As pointed out above it is indeed not a queue.
As for mcollective, well mcollective behaved this way all along, it was never a guaranteed delivery system it’s more like UDP than TCP. Since 2.0 though the direct addressing mode uses a queue and in this case given a capable queue as middleware mco will get messages it missed. But even then it will adhere to the TTL in those messages which is only 60 seconds by default
I think as a means of getting started and exploring the abilities of mcollective this isn’t a bad setup obviously if you wish to scale or need the actual queuing like behaviour you need to invest in an actual queue. More importantly if you need a persistant queue you really should not be using a database with the approach to storage that MongoDB takes. It’s all about evaluating it for your needs and deciding if it suits.

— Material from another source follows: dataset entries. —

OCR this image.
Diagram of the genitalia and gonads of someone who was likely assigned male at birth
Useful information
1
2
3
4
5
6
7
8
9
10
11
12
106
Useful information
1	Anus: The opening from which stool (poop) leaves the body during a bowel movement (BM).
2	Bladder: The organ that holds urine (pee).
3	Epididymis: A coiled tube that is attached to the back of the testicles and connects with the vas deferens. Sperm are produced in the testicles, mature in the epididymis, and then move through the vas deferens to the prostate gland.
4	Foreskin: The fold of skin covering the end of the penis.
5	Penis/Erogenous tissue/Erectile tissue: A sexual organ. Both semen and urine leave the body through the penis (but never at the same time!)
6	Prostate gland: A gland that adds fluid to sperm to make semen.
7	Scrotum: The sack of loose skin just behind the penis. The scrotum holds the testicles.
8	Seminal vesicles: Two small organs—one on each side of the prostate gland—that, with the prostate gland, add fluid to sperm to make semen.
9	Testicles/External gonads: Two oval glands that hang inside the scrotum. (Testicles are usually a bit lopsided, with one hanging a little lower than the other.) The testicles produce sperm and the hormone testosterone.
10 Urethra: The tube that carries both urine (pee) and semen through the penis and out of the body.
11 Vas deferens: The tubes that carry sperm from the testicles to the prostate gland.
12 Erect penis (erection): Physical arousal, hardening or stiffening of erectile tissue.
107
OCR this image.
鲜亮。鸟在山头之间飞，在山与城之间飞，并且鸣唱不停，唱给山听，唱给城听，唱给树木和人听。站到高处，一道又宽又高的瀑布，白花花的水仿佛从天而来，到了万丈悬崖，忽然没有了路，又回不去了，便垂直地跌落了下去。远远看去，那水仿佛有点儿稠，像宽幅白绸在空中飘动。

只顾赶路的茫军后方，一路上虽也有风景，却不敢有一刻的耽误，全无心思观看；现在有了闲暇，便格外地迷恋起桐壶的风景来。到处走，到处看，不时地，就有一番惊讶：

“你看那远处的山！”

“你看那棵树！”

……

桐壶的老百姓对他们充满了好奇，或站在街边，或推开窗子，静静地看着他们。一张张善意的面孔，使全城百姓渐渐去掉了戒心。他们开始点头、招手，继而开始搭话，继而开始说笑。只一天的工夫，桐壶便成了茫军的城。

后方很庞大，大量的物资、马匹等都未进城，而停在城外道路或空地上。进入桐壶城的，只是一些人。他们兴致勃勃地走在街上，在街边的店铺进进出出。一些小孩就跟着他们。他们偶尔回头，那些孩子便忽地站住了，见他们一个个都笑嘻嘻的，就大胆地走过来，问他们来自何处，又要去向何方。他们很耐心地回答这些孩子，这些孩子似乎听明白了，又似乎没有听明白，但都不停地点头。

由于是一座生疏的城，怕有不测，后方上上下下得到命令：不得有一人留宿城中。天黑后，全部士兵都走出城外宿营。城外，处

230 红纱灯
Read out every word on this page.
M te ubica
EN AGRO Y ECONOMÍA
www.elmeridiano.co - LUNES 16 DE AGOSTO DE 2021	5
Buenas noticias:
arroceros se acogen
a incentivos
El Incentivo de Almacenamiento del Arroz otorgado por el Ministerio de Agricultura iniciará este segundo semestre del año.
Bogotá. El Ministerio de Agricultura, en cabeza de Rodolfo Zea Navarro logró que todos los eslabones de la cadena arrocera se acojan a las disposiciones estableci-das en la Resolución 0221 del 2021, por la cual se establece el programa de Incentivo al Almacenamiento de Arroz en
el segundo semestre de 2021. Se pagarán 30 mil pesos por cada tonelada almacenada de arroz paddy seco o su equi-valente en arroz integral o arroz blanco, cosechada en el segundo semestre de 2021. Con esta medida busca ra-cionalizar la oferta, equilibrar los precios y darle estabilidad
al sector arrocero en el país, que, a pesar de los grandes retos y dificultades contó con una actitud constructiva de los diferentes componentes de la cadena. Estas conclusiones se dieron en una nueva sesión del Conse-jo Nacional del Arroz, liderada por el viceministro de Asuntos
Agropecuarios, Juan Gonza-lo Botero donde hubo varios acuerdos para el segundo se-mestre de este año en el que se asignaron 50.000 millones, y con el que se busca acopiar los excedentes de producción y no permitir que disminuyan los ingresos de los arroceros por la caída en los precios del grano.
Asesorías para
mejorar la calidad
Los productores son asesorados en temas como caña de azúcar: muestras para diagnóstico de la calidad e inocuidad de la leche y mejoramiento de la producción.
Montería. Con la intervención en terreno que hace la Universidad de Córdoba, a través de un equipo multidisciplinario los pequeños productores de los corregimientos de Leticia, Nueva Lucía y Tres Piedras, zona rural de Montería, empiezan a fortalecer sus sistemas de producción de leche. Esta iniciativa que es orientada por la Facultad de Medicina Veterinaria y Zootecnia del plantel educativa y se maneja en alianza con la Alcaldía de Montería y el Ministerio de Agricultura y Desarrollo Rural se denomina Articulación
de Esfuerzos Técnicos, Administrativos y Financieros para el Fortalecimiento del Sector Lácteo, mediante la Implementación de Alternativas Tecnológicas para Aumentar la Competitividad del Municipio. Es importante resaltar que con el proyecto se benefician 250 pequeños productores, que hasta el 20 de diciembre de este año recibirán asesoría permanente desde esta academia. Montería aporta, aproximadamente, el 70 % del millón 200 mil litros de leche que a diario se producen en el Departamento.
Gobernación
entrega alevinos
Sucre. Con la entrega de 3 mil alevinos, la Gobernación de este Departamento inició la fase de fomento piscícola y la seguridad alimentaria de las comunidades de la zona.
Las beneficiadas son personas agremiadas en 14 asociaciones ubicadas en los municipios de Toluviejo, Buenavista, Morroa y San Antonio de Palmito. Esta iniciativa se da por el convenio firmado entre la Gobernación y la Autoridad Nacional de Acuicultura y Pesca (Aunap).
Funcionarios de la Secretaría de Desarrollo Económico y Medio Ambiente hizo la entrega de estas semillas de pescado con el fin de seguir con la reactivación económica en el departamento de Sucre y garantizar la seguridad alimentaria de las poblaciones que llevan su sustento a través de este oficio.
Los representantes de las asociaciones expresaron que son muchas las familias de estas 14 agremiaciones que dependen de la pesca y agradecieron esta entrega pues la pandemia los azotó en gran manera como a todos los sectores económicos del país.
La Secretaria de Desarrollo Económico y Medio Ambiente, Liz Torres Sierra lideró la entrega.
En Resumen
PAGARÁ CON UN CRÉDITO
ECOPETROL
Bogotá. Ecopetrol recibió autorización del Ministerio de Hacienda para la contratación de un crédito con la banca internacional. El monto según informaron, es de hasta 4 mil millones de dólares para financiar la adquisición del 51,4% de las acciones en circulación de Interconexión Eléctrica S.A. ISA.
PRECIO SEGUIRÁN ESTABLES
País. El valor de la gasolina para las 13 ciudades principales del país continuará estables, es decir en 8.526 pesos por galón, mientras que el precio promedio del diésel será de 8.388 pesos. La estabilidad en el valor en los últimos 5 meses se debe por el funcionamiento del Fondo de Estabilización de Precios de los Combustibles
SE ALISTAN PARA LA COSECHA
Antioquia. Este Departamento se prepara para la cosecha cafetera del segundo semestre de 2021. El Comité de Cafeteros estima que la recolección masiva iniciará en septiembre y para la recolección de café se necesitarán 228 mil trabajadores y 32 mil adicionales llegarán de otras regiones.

Why would you wanna do something like this, besides wasting your free time? is this a joke?
there are proven AMQ for every purpose. take rabbitmq, activemq, let alone the commercial ones. dont tell me it s fast, it wasnt even working when i tried this last year, i raised tickets which slip through noone responded.
Just get over the hype already.
@frat maybe you can’t read. The reasons are outlined above.
This has nothing to do with hype, I get how much mongo suck for most purposes, in some cases though it is a good solution, such as in my case.